We’re saying, “Let’s give them time to get ready. Then we’ll be more justified in hitting them.” That’s honestly what they’re saying. When we have total proof, when we can see them coming for us, we’ll feel okay about resisting.
[…]
Unless an Obama Administration person can say to me, “No, the confrontation can be avoided, there isn’t really a casus belli here,” unless they could persuade me of that, I’d say that once we’ve decided this, the fight should be on our terms. We should not allow them to get stronger and acquire more of the sinews of warfare.

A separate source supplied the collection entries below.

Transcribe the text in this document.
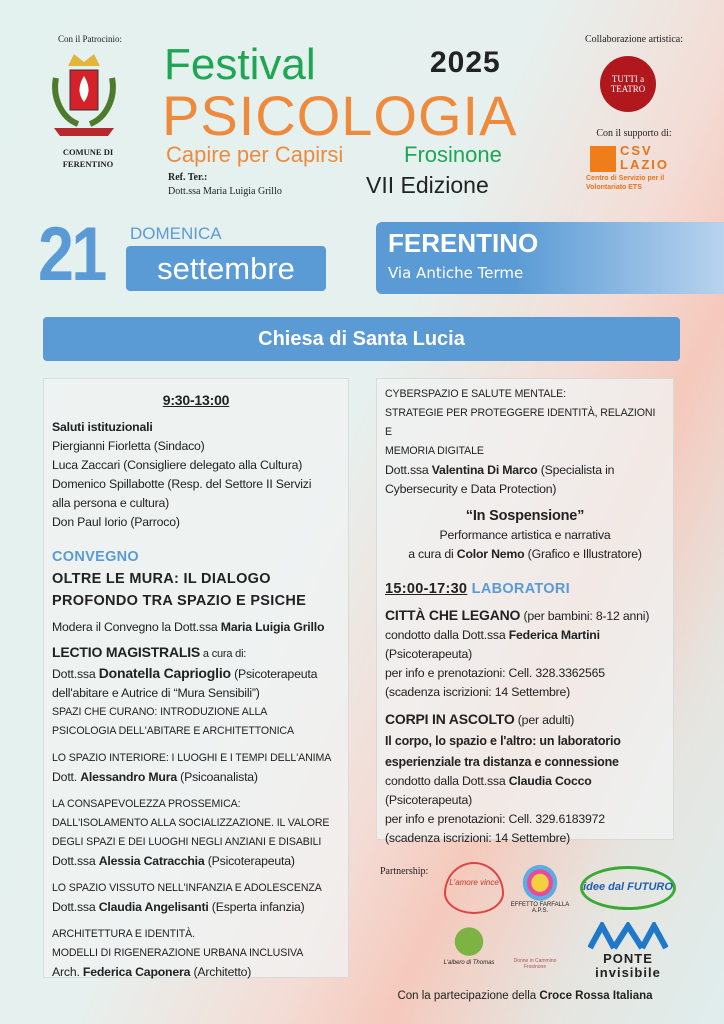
Con il Patrocinio:
COMUNE DI FERENTINO
Festival
PSICOLOGIA
2025
Capire per Capirsi	Frosinone
Ref. Ter.:
Dott.ssa Maria Luigia Grillo	VII Edizione
Collaborazione artistica:
TUTTI a TEATRO
Con il supporto di:
CSV LAZIO
Centro di Servizio per il Volontariato ETS
21 DOMENICA
settembre
FERENTINO
Via Antiche Terme
Chiesa di Santa Lucia

9:30-13:00

Saluti istituzionali

Piergianni Fiorletta (Sindaco)

Luca Zaccari (Consigliere delegato alla Cultura)

Domenico Spillabotte (Resp. del Settore II Servizi

alla persona e cultura)

Don Paul Iorio (Parroco)

CONVEGNO

OLTRE LE MURA: IL DIALOGO

PROFONDO TRA SPAZIO E PSICHE

Modera il Convegno la Dott.ssa Maria Luigia Grillo

LECTIO MAGISTRALIS a cura di:

Dott.ssa Donatella Caprioglio (Psicoterapeuta

dell'abitare e Autrice di “Mura Sensibili”)

SPAZI CHE CURANO: INTRODUZIONE ALLA

PSICOLOGIA DELL'ABITARE E ARCHITETTONICA

LO SPAZIO INTERIORE: I LUOGHI E I TEMPI DELL'ANIMA

Dott. Alessandro Mura (Psicoanalista)

LA CONSAPEVOLEZZA PROSSEMICA:

DALL'ISOLAMENTO ALLA SOCIALIZZAZIONE. IL VALORE

DEGLI SPAZI E DEI LUOGHI NEGLI ANZIANI E DISABILI

Dott.ssa Alessia Catracchia (Psicoterapeuta)

LO SPAZIO VISSUTO NELL'INFANZIA E ADOLESCENZA

Dott.ssa Claudia Angelisanti (Esperta infanzia)

ARCHITETTURA E IDENTITÀ.

MODELLI DI RIGENERAZIONE URBANA INCLUSIVA

Arch. Federica Caponera (Architetto)

CYBERSPAZIO E SALUTE MENTALE:

STRATEGIE PER PROTEGGERE IDENTITÀ, RELAZIONI E

MEMORIA DIGITALE

Dott.ssa Valentina Di Marco (Specialista in

Cybersecurity e Data Protection)

“In Sospensione”

Performance artistica e narrativa

a cura di Color Nemo (Grafico e Illustratore)

15:00-17:30 LABORATORI

CITTÀ CHE LEGANO (per bambini: 8-12 anni)

condotto dalla Dott.ssa Federica Martini

(Psicoterapeuta)

per info e prenotazioni: Cell. 328.3362565

(scadenza iscrizioni: 14 Settembre)

CORPI IN ASCOLTO (per adulti)

Il corpo, lo spazio e l'altro: un laboratorio

esperienziale tra distanza e connessione

condotto dalla Dott.ssa Claudia Cocco

(Psicoterapeuta)

per info e prenotazioni: Cell. 329.6183972

(scadenza iscrizioni: 14 Settembre)

Partnership:
L'amore vince
EFFETTO FARFALLA A.P.S.
idee dal FUTURO
L'albero di Thomas	Donne in Cammino Frosinone
PONTE invisibile
Con la partecipazione della Croce Rossa Italiana
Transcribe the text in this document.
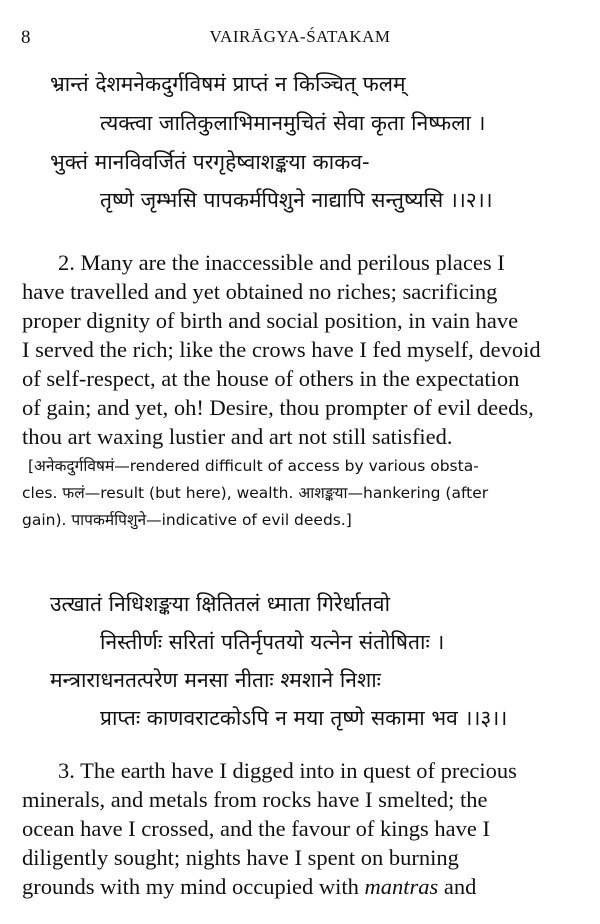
8	VAIRĀGYA-ŚATAKAM
भ्रान्तं देशमनेकदुर्गविषमं प्राप्तं न किञ्चित् फलम्
त्यक्त्वा जातिकुलाभिमानमुचितं सेवा कृता निष्फला ।
भुक्तं मानविवर्जितं परगृहेष्वाशङ्कया काकव-
तृष्णे जृम्भसि पापकर्मपिशुने नाद्यापि सन्तुष्यसि ।।२।।
2. Many are the inaccessible and perilous places I
have travelled and yet obtained no riches; sacrificing
proper dignity of birth and social position, in vain have
I served the rich; like the crows have I fed myself, devoid
of self-respect, at the house of others in the expectation
of gain; and yet, oh! Desire, thou prompter of evil deeds,
thou art waxing lustier and art not still satisfied.
[अनेकदुर्गविषमं—rendered difficult of access by various obsta-
cles. फलं—result (but here), wealth. आशङ्कया—hankering (after
gain). पापकर्मपिशुने—indicative of evil deeds.]
उत्खातं निधिशङ्कया क्षितितलं ध्माता गिरेर्धातवो
निस्तीर्णः सरितां पतिर्नृपतयो यत्नेन संतोषिताः ।
मन्त्राराधनतत्परेण मनसा नीताः श्मशाने निशाः
प्राप्तः काणवराटकोऽपि न मया तृष्णे सकामा भव ।।३।।
3. The earth have I digged into in quest of precious
minerals, and metals from rocks have I smelted; the
ocean have I crossed, and the favour of kings have I
diligently sought; nights have I spent on burning
grounds with my mind occupied with mantras and
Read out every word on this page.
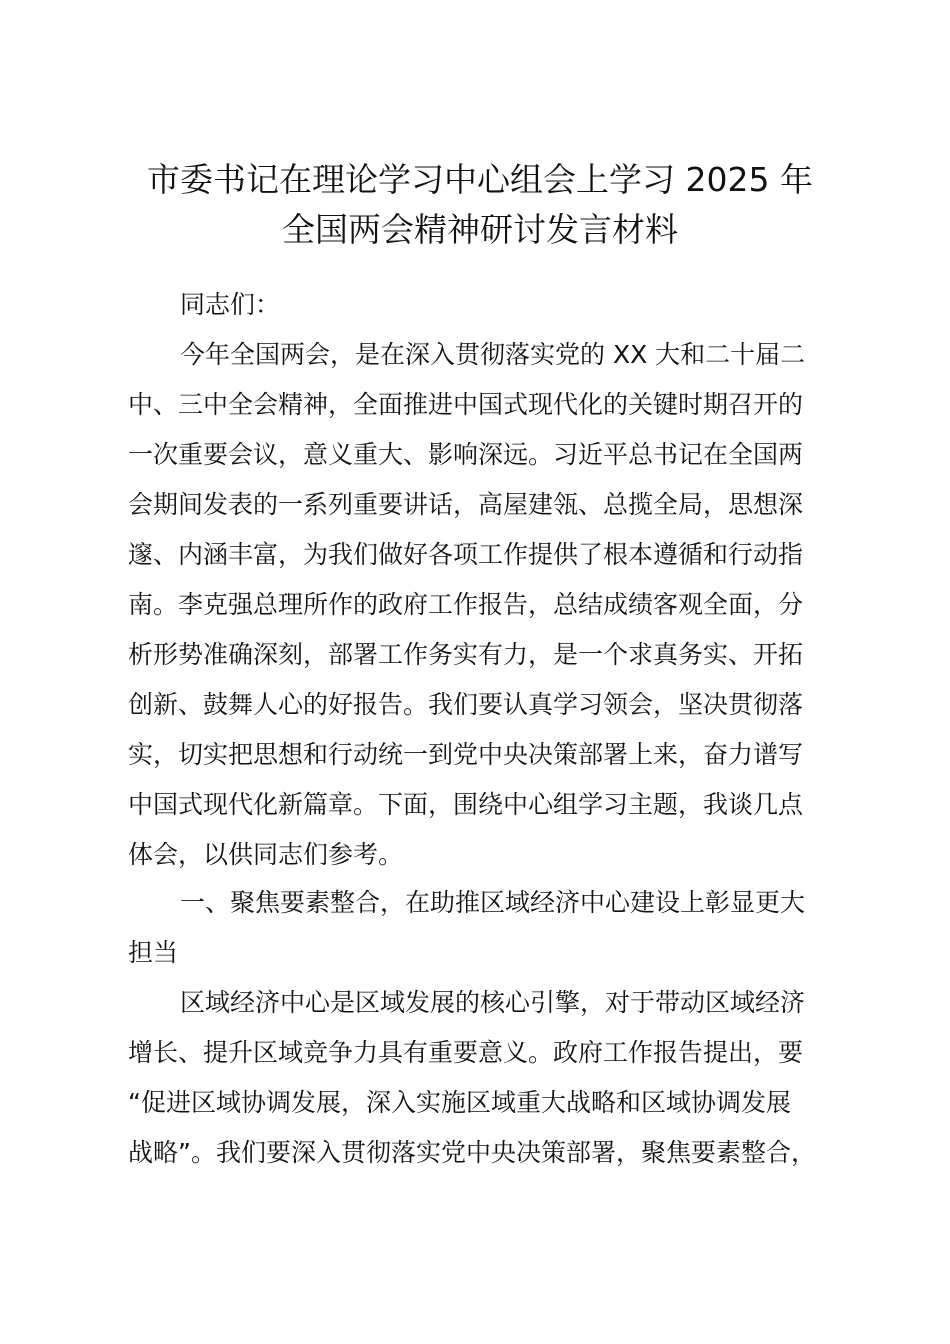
市委书记在理论学习中心组会上学习 2025 年
全国两会精神研讨发言材料
同志们：
今年全国两会，是在深入贯彻落实党的 XX 大和二十届二
中、三中全会精神，全面推进中国式现代化的关键时期召开的
一次重要会议，意义重大、影响深远。习近平总书记在全国两
会期间发表的一系列重要讲话，高屋建瓴、总揽全局，思想深
邃、内涵丰富，为我们做好各项工作提供了根本遵循和行动指
南。李克强总理所作的政府工作报告，总结成绩客观全面，分
析形势准确深刻，部署工作务实有力，是一个求真务实、开拓
创新、鼓舞人心的好报告。我们要认真学习领会，坚决贯彻落
实，切实把思想和行动统一到党中央决策部署上来，奋力谱写
中国式现代化新篇章。下面，围绕中心组学习主题，我谈几点
体会，以供同志们参考。
一、聚焦要素整合，在助推区域经济中心建设上彰显更大
担当
区域经济中心是区域发展的核心引擎，对于带动区域经济
增长、提升区域竞争力具有重要意义。政府工作报告提出，要
“促进区域协调发展，深入实施区域重大战略和区域协调发展
战略”。我们要深入贯彻落实党中央决策部署，聚焦要素整合，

They’ll say I’m asking for war, but I’ll say no. I’m not. I’m recognizing that someone is looking for war. We should be firm enough to say “Alright.” We didn’t look for it. We’ve tried everything short of war for a long time. Everything. We went to the International Atomic Energy Authority and found them cheating everywhere. Their signature on the Nonproliferation Treaty is worthless. We have the names of members of the Iranian government who are wanted for sending assassins to Europe and Argentina. We know what they’ve been doing to subvert Lebanon, to make trouble in Iraq.

On Marx:

Karl Marx’s best writing is on America. He said it was the great new country for worker’s equality. There was free land for the peasants. It was republican, not monarchical, and it was anti-imperialist. If you look at Henry Adams’ memoirs, when his father was at the embassy in London, the Times of London was in favor of the Confederacy. Gladstone helped the Confederacy build a navy. Karl Marx, meanwhile, said Lincoln is our man. The United States is our future. That’s not what they teach you in school about Marx.
[…]
For Marxists, Russia was the heart of darkness.

On Obama:

There’s something everyone has forgotten, and Obama has never tried to remind them. He doesn’t get credit because he’s never asked for it. Do you remember when the American crew was taken by the pirates off the coast of Somalia? It’s the same country of origin of the axe-wielding maniac who just tried to murder Kurt Westergaard in Denmark.

Someone went to the Oval Office and said, “Mr. President, you have three choices. We can have a standoff with the Somali government, we can negotiate with the pirates, or you can order the Navy SEALs to fire four shots.”

I wouldn’t like to be a newly elected president and have that dumped on my desk. He must have said, however long it took him, “Use the SEALs.”

But that’s not what impresses me. The point I’m making is not the one you thought I was going to make. What impresses me is that he didn’t give a speech later about it. If Reagan had done that, everyone would remember it. There would be hubris. “They can run, but they can’t hide.”